Environ 200 vols ont été annulés par easyJet jeudi en raison d’une erreur informatique. La compagnie britannique a indiqué que les passagers concernés pourront réclamer l’indemnisation “prévue par la réglementation”.
Un week-end de l’Ascension mal parti pour des milliers de passagers. Jeudi, easyJet a été contraint d’annuler environ 200 vols en raison d’un accident informatique. Ce vendredi matin, “un petit nombre de vols” étaient encore concernés, bien que la panne ait été “résolue”, a indiqué la compagnie low-cost, ajoutant que les passagers concernés pourraient demander l’indemnisation “prévue par la réglementation”.
Au sein de l’Union européenne, les droits des passagers en cas d’annulation de vols sont régis par le règlement CE 261/2004. Cela s’applique à tous les vols au départ d’un pays de l’UE, quelle que soit la compagnie aérienne, ainsi qu’aux vols arrivant sur le sol communautaire en provenance d’un pays non membre de l’UE, à condition qu’ils soient opérés par une compagnie basée dans l’un des 27 États membres.
Bien qu’easyJet soit une compagnie basée en dehors de l’Union européenne, la réglementation de l’UE s’applique également aux vols en provenance du Royaume-Uni, le gouvernement britannique ayant décidé malgré le Brexit d’inclure dans sa législation des règles européennes sur les droits des passagers.
Rembourser, rediriger ou créditer
En cas d’annulation, la compagnie aérienne doit proposer au passager un remboursement ou un vol alternatif vers la destination finale dans les meilleurs délais.
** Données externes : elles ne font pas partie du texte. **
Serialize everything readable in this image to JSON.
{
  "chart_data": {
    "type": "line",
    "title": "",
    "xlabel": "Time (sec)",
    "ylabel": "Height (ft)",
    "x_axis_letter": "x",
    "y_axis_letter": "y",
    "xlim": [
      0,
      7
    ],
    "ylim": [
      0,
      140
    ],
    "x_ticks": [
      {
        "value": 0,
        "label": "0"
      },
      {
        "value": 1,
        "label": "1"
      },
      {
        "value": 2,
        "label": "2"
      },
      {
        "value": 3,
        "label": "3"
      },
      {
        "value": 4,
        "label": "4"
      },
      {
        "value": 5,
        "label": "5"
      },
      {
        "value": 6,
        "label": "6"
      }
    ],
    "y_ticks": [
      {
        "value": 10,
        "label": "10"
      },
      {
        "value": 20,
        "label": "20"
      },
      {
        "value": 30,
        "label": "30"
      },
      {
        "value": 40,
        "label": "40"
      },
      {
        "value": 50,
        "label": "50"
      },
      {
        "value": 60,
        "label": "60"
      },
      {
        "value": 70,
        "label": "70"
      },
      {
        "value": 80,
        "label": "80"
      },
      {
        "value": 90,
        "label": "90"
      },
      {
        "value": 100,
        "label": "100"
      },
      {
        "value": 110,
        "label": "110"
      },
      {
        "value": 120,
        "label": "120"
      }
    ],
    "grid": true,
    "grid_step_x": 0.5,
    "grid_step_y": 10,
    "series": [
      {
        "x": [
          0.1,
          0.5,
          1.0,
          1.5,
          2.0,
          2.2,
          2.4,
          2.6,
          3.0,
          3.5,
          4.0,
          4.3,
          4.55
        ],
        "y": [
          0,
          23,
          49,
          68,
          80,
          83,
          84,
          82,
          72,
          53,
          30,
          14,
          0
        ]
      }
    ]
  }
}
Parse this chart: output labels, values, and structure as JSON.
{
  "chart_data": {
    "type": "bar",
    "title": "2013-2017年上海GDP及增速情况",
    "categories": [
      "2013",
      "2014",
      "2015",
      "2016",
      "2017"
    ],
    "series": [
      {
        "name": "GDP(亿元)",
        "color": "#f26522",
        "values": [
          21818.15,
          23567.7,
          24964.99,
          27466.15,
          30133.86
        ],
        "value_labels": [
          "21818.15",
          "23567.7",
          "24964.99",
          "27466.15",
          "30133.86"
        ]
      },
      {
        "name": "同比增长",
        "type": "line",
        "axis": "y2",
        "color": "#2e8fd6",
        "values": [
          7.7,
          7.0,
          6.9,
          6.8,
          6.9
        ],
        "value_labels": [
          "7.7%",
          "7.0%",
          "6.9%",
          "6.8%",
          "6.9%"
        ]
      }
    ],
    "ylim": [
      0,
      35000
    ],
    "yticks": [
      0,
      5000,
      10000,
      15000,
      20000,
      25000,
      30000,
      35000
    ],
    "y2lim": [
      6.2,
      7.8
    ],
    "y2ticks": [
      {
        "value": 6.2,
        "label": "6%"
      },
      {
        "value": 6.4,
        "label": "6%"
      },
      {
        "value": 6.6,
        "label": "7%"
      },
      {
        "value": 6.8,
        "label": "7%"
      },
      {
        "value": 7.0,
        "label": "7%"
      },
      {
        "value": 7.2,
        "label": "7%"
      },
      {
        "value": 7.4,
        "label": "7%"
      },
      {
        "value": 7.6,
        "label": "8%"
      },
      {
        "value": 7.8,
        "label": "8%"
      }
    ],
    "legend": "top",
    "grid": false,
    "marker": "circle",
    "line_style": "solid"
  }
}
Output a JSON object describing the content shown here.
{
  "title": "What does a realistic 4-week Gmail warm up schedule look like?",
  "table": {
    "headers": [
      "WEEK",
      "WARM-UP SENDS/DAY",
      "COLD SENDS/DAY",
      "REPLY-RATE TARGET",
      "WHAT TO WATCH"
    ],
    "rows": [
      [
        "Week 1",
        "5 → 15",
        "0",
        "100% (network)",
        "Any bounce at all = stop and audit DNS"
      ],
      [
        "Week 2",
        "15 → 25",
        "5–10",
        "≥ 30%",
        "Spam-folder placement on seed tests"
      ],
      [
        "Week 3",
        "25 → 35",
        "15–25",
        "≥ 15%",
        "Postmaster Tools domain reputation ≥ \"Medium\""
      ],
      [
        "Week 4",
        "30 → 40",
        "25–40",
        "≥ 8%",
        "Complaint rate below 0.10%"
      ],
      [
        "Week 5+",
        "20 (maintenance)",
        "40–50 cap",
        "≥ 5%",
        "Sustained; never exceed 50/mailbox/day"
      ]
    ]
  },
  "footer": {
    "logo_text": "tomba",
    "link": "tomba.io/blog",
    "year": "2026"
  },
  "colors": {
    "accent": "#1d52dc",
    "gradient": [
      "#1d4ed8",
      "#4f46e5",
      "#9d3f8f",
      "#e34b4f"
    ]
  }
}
Si le passager accepte la deuxième option, le transporteur devra prendre en charge les frais d’hôtel et de restauration.
Une troisième possibilité est pour la compagnie d’offrir un crédit pour un vol à une date ultérieure. Cette solution, largement utilisée pendant la crise sanitaire, ne peut cependant pas être imposée au passager, qui doit d’abord en accepter les conditions. Sinon, vous recevrez un remboursement.
Indemnité à réclamer
Si le vol a été annulé moins de 14 jours avant la date de départ prévue, les passagers ont également droit à une indemnisation qu’ils doivent réclamer. Le montant varie entre 125 et 600 euros selon la distance du vol et le retard avec lequel le voyageur est arrivé à destination.
Par exemple, l’indemnisation sera de 250 euros pour un vol annulé de moins de 1500 km s’il n’est jamais remplacé ou si le vol de remplacement arrive plus de 2 heures après le vol d’origine.
La compagnie aérienne n’est pas tenue de verser une indemnisation si elle peut prouver que l’annulation du vol est due à des circonstances extraordinaires (climat, instabilité politique, risques de sécurité, etc.). La plupart des problèmes techniques, en revanche, ne sont pas considérés comme des circonstances extraordinaires et donnent donc droit à une indemnisation.